Pistes juridiques contre le passeport sanitaire

Dans un précédent article, j’avais indiqué la façon dont on pouvait contester la fermeture des établissements accueillant du public suite aux confinements sous la forme d’une Question Prioritaire de Constitutionnalité. J’avais indiqué précisément comment faire et sur quel fond juridique – il ne suffisait que d’avoir été l’objet d’une poursuite administrative. J’avais indiqué logiquement que ce recours déboucherait sur la suspension ou sur la réforme des interdictions d’ouverture, y compris en état d’urgence. Et c’est publiquement que je l’avais indiqué, et, pour cela, outre l’incitation que j’avais faite de partager l’article, j’en avais transmis le contenu à au moins quatre associations de défense de commerçants, dont pas une ne m’avait répondu, dont plusieurs même n’avaient jamais lu ce dont il s’agit.

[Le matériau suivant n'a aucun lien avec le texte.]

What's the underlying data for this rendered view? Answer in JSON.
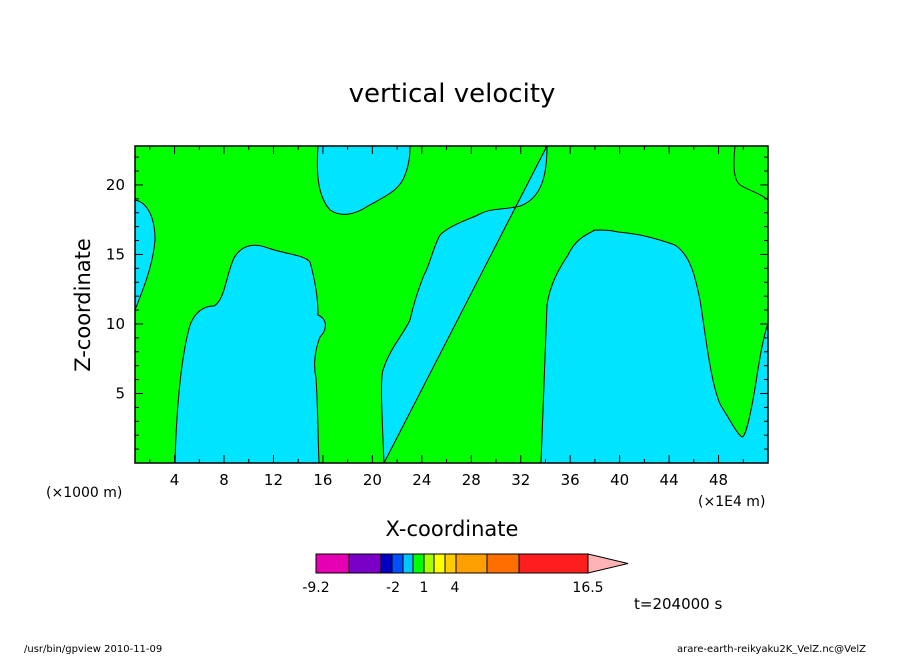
{
  "chart_data": {
    "type": "heatmap",
    "title": "vertical velocity",
    "xlabel": "X-coordinate",
    "ylabel": "Z-coordinate",
    "x_unit_left": "(×1000 m)",
    "x_unit_right": "(×1E4 m)",
    "xlim": [
      0.8,
      52.0
    ],
    "ylim": [
      0.0,
      22.8
    ],
    "xticks": [
      4,
      8,
      12,
      16,
      20,
      24,
      28,
      32,
      36,
      40,
      44,
      48
    ],
    "yticks": [
      5,
      10,
      15,
      20
    ],
    "grid": false,
    "colors": {
      "positive_region": "#00ff00",
      "negative_region": "#00e5ff",
      "contour_line": "#000000"
    },
    "regions": [
      {
        "sign": "negative",
        "x": 4,
        "x_range": [
          3,
          15
        ],
        "z_range": [
          0,
          15.8
        ]
      },
      {
        "sign": "negative",
        "x": 20,
        "x_range": [
          15,
          18.5
        ],
        "z_range": [
          17.8,
          22.8
        ]
      },
      {
        "sign": "negative",
        "x": 28,
        "x_range": [
          19.5,
          52
        ],
        "z_range": [
          0,
          22.8
        ]
      },
      {
        "sign": "negative",
        "x": 1,
        "x_range": [
          0.8,
          2.3
        ],
        "z_range": [
          11,
          19
        ]
      },
      {
        "sign": "positive",
        "x": 40,
        "x_range": [
          33,
          52
        ],
        "z_range": [
          0,
          17
        ]
      }
    ],
    "colorbar": {
      "tick_labels": [
        "-9.2",
        "-2",
        "1",
        "4",
        "16.5"
      ],
      "colors": [
        "#e600b4",
        "#7a00c8",
        "#0000c0",
        "#0050ff",
        "#00c8ff",
        "#00ff00",
        "#aaff00",
        "#ffff00",
        "#ffcc00",
        "#ffa000",
        "#ff6e00",
        "#ff1e1e",
        "#ff7878",
        "#ffb4b4"
      ]
    },
    "time_label": "t=204000 s"
  },
  "footer": {
    "left": "/usr/bin/gpview  2010-11-09",
    "right": "arare-earth-reikyaku2K_VelZ.nc@VelZ"
  }
}
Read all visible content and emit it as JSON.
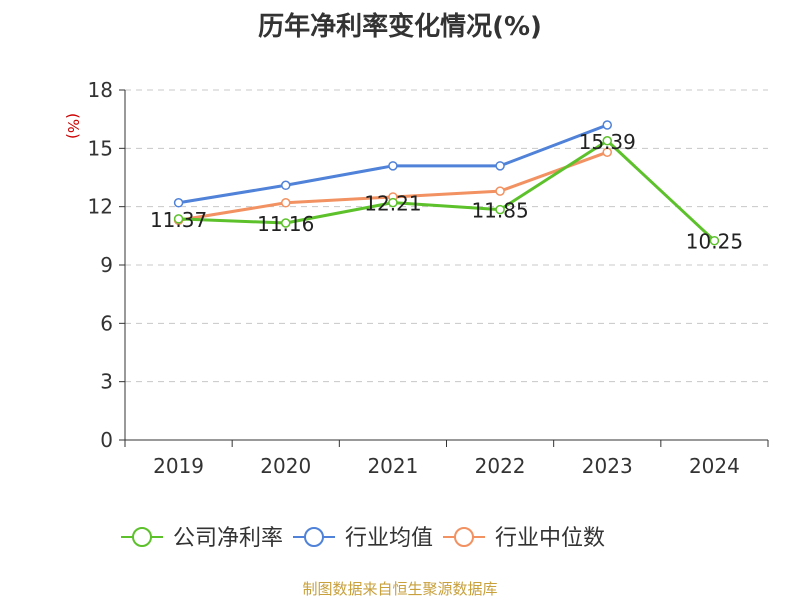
{
  "title": "历年净利率变化情况(%)",
  "source": "制图数据来自恒生聚源数据库",
  "chart_data": {
    "type": "line",
    "title": "历年净利率变化情况(%)",
    "ylabel": "(%)",
    "xlabel": "",
    "categories": [
      "2019",
      "2020",
      "2021",
      "2022",
      "2023",
      "2024"
    ],
    "ylim": [
      0,
      18
    ],
    "yticks": [
      0,
      3,
      6,
      9,
      12,
      15,
      18
    ],
    "grid": true,
    "legend_position": "bottom",
    "series": [
      {
        "name": "公司净利率",
        "color": "#5cc12a",
        "values": [
          11.37,
          11.16,
          12.21,
          11.85,
          15.39,
          10.25
        ],
        "show_labels": true
      },
      {
        "name": "行业均值",
        "color": "#4f82d8",
        "values": [
          12.2,
          13.1,
          14.1,
          14.1,
          16.2,
          null
        ],
        "show_labels": false
      },
      {
        "name": "行业中位数",
        "color": "#f29161",
        "values": [
          11.3,
          12.2,
          12.5,
          12.8,
          14.8,
          null
        ],
        "show_labels": false
      }
    ]
  }
}
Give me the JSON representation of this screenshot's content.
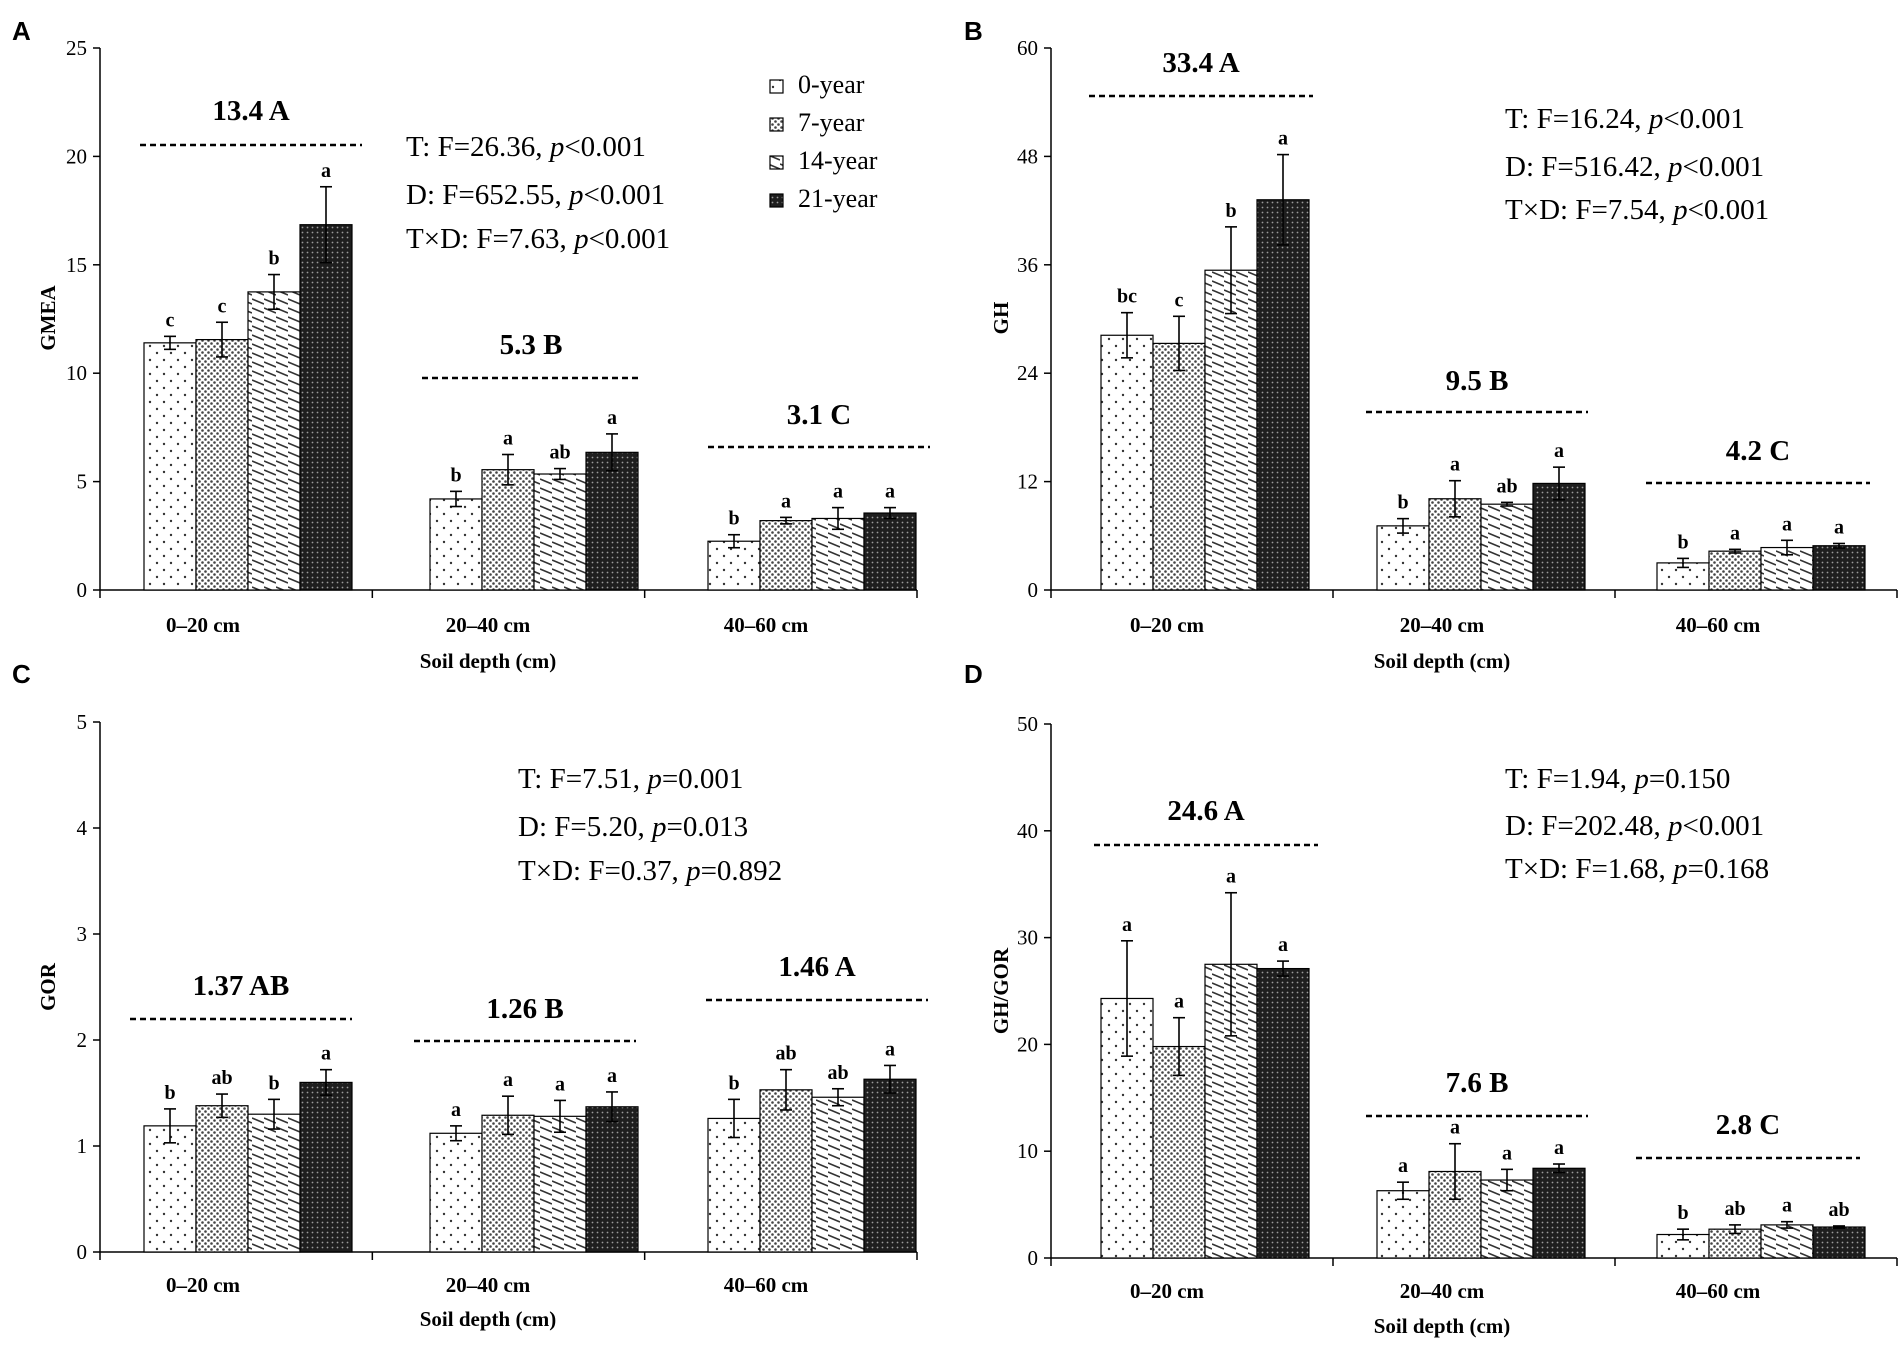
{
  "colors": {
    "bar_stroke": "#000000",
    "bar_fill": "#ffffff",
    "pattern_dark": "#333333",
    "pattern_light": "#555555"
  },
  "legend": {
    "entries": [
      "0-year",
      "7-year",
      "14-year",
      "21-year"
    ]
  },
  "chart_data": [
    {
      "type": "bar",
      "panel": "A",
      "title": "",
      "xlabel": "Soil depth (cm)",
      "ylabel": "GMEA",
      "ylim": [
        0,
        25
      ],
      "yticks": [
        0,
        5,
        10,
        15,
        20,
        25
      ],
      "categories": [
        "0–20 cm",
        "20–40 cm",
        "40–60 cm"
      ],
      "series": [
        {
          "name": "0-year",
          "values": [
            11.4,
            4.2,
            2.25
          ],
          "errors": [
            0.3,
            0.35,
            0.3
          ],
          "sig": [
            "c",
            "b",
            "b"
          ]
        },
        {
          "name": "7-year",
          "values": [
            11.55,
            5.55,
            3.2
          ],
          "errors": [
            0.8,
            0.7,
            0.15
          ],
          "sig": [
            "c",
            "a",
            "a"
          ]
        },
        {
          "name": "14-year",
          "values": [
            13.75,
            5.35,
            3.3
          ],
          "errors": [
            0.8,
            0.25,
            0.5
          ],
          "sig": [
            "b",
            "ab",
            "a"
          ]
        },
        {
          "name": "21-year",
          "values": [
            16.85,
            6.35,
            3.55
          ],
          "errors": [
            1.75,
            0.85,
            0.25
          ],
          "sig": [
            "a",
            "a",
            "a"
          ]
        }
      ],
      "group_means": [
        "13.4 A",
        "5.3 B",
        "3.1 C"
      ],
      "stats": [
        {
          "pre": "T: F=26.36, ",
          "p": "p",
          "post": "<0.001"
        },
        {
          "pre": "D: F=652.55, ",
          "p": "p",
          "post": "<0.001"
        },
        {
          "pre": "T×D: F=7.63, ",
          "p": "p",
          "post": "<0.001"
        }
      ]
    },
    {
      "type": "bar",
      "panel": "B",
      "title": "",
      "xlabel": "Soil depth (cm)",
      "ylabel": "GH",
      "ylim": [
        0,
        60
      ],
      "yticks": [
        0,
        12,
        24,
        36,
        48,
        60
      ],
      "categories": [
        "0–20 cm",
        "20–40 cm",
        "40–60 cm"
      ],
      "series": [
        {
          "name": "0-year",
          "values": [
            28.2,
            7.1,
            3.0
          ],
          "errors": [
            2.5,
            0.8,
            0.5
          ],
          "sig": [
            "bc",
            "b",
            "b"
          ]
        },
        {
          "name": "7-year",
          "values": [
            27.3,
            10.1,
            4.3
          ],
          "errors": [
            3.0,
            2.0,
            0.2
          ],
          "sig": [
            "c",
            "a",
            "a"
          ]
        },
        {
          "name": "14-year",
          "values": [
            35.4,
            9.5,
            4.7
          ],
          "errors": [
            4.8,
            0.2,
            0.8
          ],
          "sig": [
            "b",
            "ab",
            "a"
          ]
        },
        {
          "name": "21-year",
          "values": [
            43.2,
            11.8,
            4.9
          ],
          "errors": [
            5.0,
            1.8,
            0.25
          ],
          "sig": [
            "a",
            "a",
            "a"
          ]
        }
      ],
      "group_means": [
        "33.4 A",
        "9.5 B",
        "4.2 C"
      ],
      "stats": [
        {
          "pre": "T: F=16.24, ",
          "p": "p",
          "post": "<0.001"
        },
        {
          "pre": "D: F=516.42, ",
          "p": "p",
          "post": "<0.001"
        },
        {
          "pre": "T×D: F=7.54, ",
          "p": "p",
          "post": "<0.001"
        }
      ]
    },
    {
      "type": "bar",
      "panel": "C",
      "title": "",
      "xlabel": "Soil depth (cm)",
      "ylabel": "GOR",
      "ylim": [
        0,
        5
      ],
      "yticks": [
        0,
        1,
        2,
        3,
        4,
        5
      ],
      "categories": [
        "0–20 cm",
        "20–40 cm",
        "40–60 cm"
      ],
      "series": [
        {
          "name": "0-year",
          "values": [
            1.19,
            1.12,
            1.26
          ],
          "errors": [
            0.16,
            0.07,
            0.18
          ],
          "sig": [
            "b",
            "a",
            "b"
          ]
        },
        {
          "name": "7-year",
          "values": [
            1.38,
            1.29,
            1.53
          ],
          "errors": [
            0.11,
            0.18,
            0.19
          ],
          "sig": [
            "ab",
            "a",
            "ab"
          ]
        },
        {
          "name": "14-year",
          "values": [
            1.3,
            1.28,
            1.46
          ],
          "errors": [
            0.14,
            0.15,
            0.08
          ],
          "sig": [
            "b",
            "a",
            "ab"
          ]
        },
        {
          "name": "21-year",
          "values": [
            1.6,
            1.37,
            1.63
          ],
          "errors": [
            0.12,
            0.14,
            0.13
          ],
          "sig": [
            "a",
            "a",
            "a"
          ]
        }
      ],
      "group_means": [
        "1.37 AB",
        "1.26 B",
        "1.46 A"
      ],
      "stats": [
        {
          "pre": "T: F=7.51, ",
          "p": "p",
          "post": "=0.001"
        },
        {
          "pre": "D: F=5.20, ",
          "p": "p",
          "post": "=0.013"
        },
        {
          "pre": "T×D: F=0.37, ",
          "p": "p",
          "post": "=0.892"
        }
      ]
    },
    {
      "type": "bar",
      "panel": "D",
      "title": "",
      "xlabel": "Soil depth (cm)",
      "ylabel": "GH/GOR",
      "ylim": [
        0,
        50
      ],
      "yticks": [
        0,
        10,
        20,
        30,
        40,
        50
      ],
      "categories": [
        "0–20 cm",
        "20–40 cm",
        "40–60 cm"
      ],
      "series": [
        {
          "name": "0-year",
          "values": [
            24.3,
            6.3,
            2.2
          ],
          "errors": [
            5.4,
            0.8,
            0.5
          ],
          "sig": [
            "a",
            "a",
            "b"
          ]
        },
        {
          "name": "7-year",
          "values": [
            19.8,
            8.1,
            2.7
          ],
          "errors": [
            2.7,
            2.6,
            0.4
          ],
          "sig": [
            "a",
            "a",
            "ab"
          ]
        },
        {
          "name": "14-year",
          "values": [
            27.5,
            7.3,
            3.1
          ],
          "errors": [
            6.7,
            1.0,
            0.3
          ],
          "sig": [
            "a",
            "a",
            "a"
          ]
        },
        {
          "name": "21-year",
          "values": [
            27.1,
            8.4,
            2.9
          ],
          "errors": [
            0.7,
            0.4,
            0.1
          ],
          "sig": [
            "a",
            "a",
            "ab"
          ]
        }
      ],
      "group_means": [
        "24.6 A",
        "7.6 B",
        "2.8 C"
      ],
      "stats": [
        {
          "pre": "T: F=1.94, ",
          "p": "p",
          "post": "=0.150"
        },
        {
          "pre": "D: F=202.48, ",
          "p": "p",
          "post": "<0.001"
        },
        {
          "pre": "T×D: F=1.68, ",
          "p": "p",
          "post": "=0.168"
        }
      ]
    }
  ]
}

Voilà décidément le problème : on ne me prend pas au sérieux. Il s’écrit et se lit tant de défoulements vains sur le Covid qu’on est venu à supposer qu’un texte qui en parle est encore une pure abstraction. Or, je prétends – pour le meilleur ou le pire, c’est selon le point de vue – que le dernier confinement n’aurait pas eu lieu, qu’il n’aurait pas seulement pu légalement avoir lieu en cette forme, si rien qu’un citoyen avait fait émettre cette QPC dans les termes que j’avais mentionnés. Mais enfin, je ne vais pas me travestir tout à coup en commerçant, et refuser dès mon autorisation de me plier aux lois de fermeture sanitaire à seul dessein d’instaurer un bienfait collectif que tant d’autres, qui se plaignent, sont incapables ou indésireux d’assumer ! Vous avez, ô peuple, quelques alliés intellectuels : mais soyez au moins un peu actifs quand ils vous soumettent des solutions, ou bien consentez enfin à ce que vous ne les méritiez pas.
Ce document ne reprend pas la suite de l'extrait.